Malloy has also weighed on the tax plan, through his spokesman, Devon Puglia, who said “it asks far too much of Connecticut’s middle class and small businesses.”

Both Looney and Sharkey disagreed.

“We don’t see it that way. Individuals in at least 70 communities, are going to get a substantial amount of tax relief because their car taxes are going to be substantially lowered … and also because the sales tax distribution is going to provide broad based property tax relief,” Looney said.

Sharkey hopes that over time, when lawmakers and the governor get a better look at the proposal, they will come around.

“This budget seems to be consistent with what the governor has been saying nationally on embracing Democratic principals,” Sharkey said. Malloy has already assumed leadership roles with the national Democratic Party and will become head of the Democratic Governors Association in the 2016 presidential election year.

Sharkey said with Looney now the Senate president, the two of them are continuing to work on issues of mutual concern.

“There is a lot of synergy between the House and the Senate. We all recognize that these issues have to be addressed,” he said.

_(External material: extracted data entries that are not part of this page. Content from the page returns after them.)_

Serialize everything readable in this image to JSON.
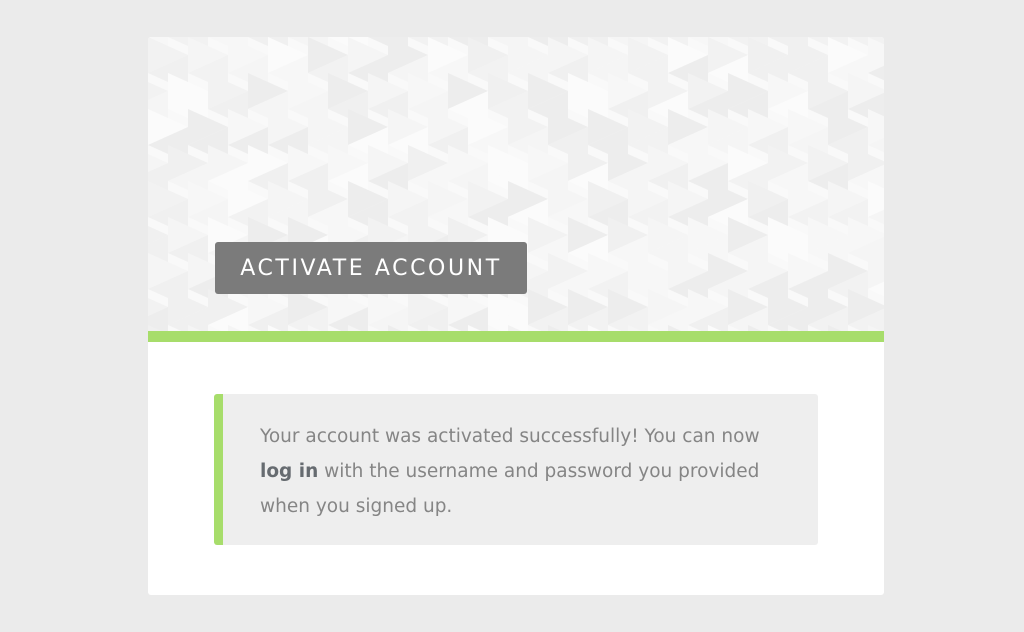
{
  "page": {
    "title": "ACTIVATE ACCOUNT"
  },
  "notice": {
    "text_before": "Your account was activated successfully! You can now ",
    "link_label": "log in",
    "text_after": " with the username and password you provided when you signed up."
  },
  "colors": {
    "page_background": "#ebebeb",
    "card_background": "#ffffff",
    "title_background": "#7b7b7b",
    "accent_green": "#a7dd6b",
    "notice_background": "#eeeeee",
    "notice_text": "#858585",
    "link_text": "#666b70"
  },
  "icons": {
    "hero_background": "triangle-pattern"
  }
}
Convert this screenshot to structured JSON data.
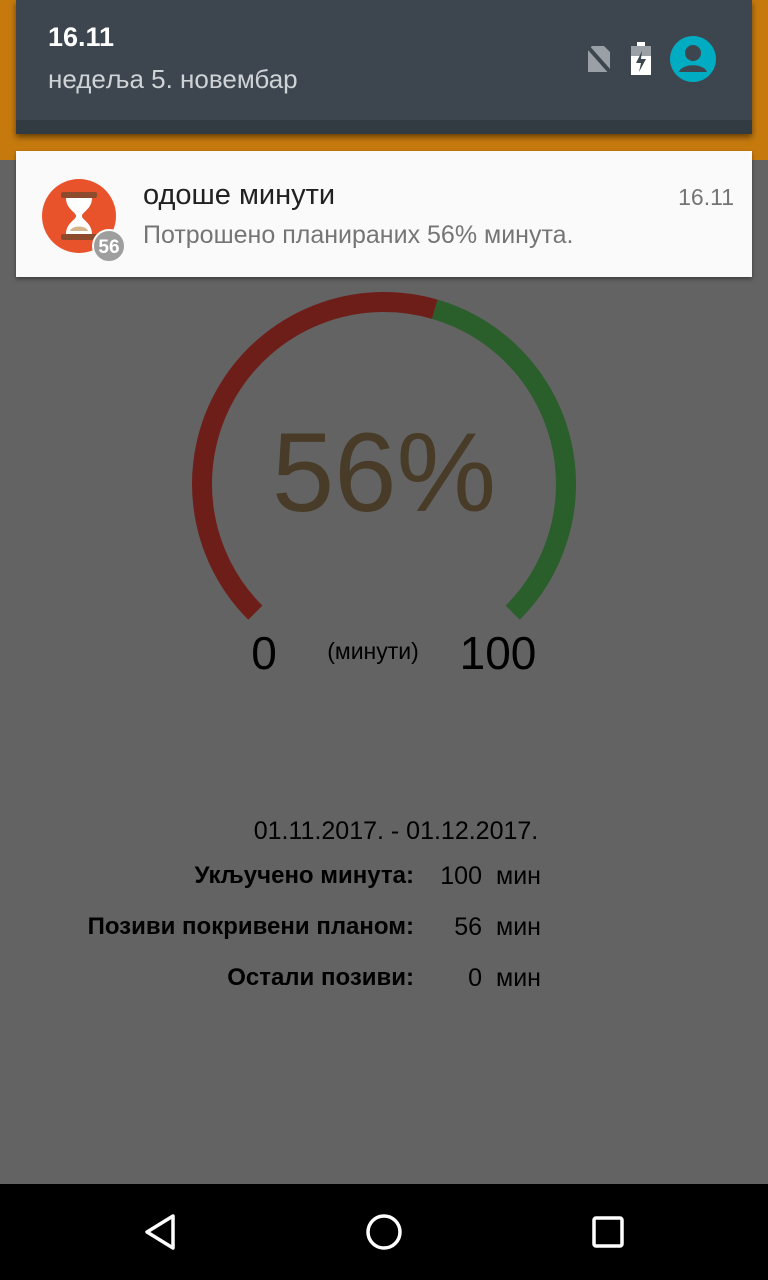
{
  "shade": {
    "time": "16.11",
    "date": "недеља 5. новембар",
    "icons": [
      "no-sim-icon",
      "battery-charging-icon",
      "account-icon"
    ]
  },
  "notification": {
    "app_icon": "hourglass-icon",
    "badge": "56",
    "title": "одоше минути",
    "time": "16.11",
    "text": "Потрошено планираних 56% минута."
  },
  "gauge": {
    "value_text": "56%",
    "value": 56,
    "min": "0",
    "max": "100",
    "unit": "(минути)",
    "used_color": "#6e1e19",
    "remaining_color": "#2a5e2a"
  },
  "stats": {
    "period": "01.11.2017. - 01.12.2017.",
    "rows": [
      {
        "label": "Укључено минута:",
        "value": "100",
        "unit": "мин"
      },
      {
        "label": "Позиви покривени планом:",
        "value": "56",
        "unit": "мин"
      },
      {
        "label": "Остали позиви:",
        "value": "0",
        "unit": "мин"
      }
    ]
  },
  "nav": {
    "buttons": [
      "back-icon",
      "home-icon",
      "recents-icon"
    ]
  }
}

Despite the Republican criticism, Sharkey said the Appropriations budget has many ideas from the GOP, including clamping down on overtime, a better Rainy Day process and a recognition of the needs of nonprofit human service agencies.

“The package overall has a system of reforms that I think everyone can agree on,” Sharkey said.

An alternative budget proposed by the GOP depends to a large degree on concessions from state employees, whose pension and healthcare provisions are in place for several more years. There is no talk of layoffs, but a recent lawsuit over past state actions would seem to make such an action problematic.

Attorney General George Jepsen is proposing that the state settle a lawsuit it lost when Gov. John G. Rowland in 2003 fired more than 2,000 union workers. The Second Circuit Court of Appeals ruled against the state because Rowland fired only union workers which had a minimal impact on that year’s budget, according to CtNewsJunkie.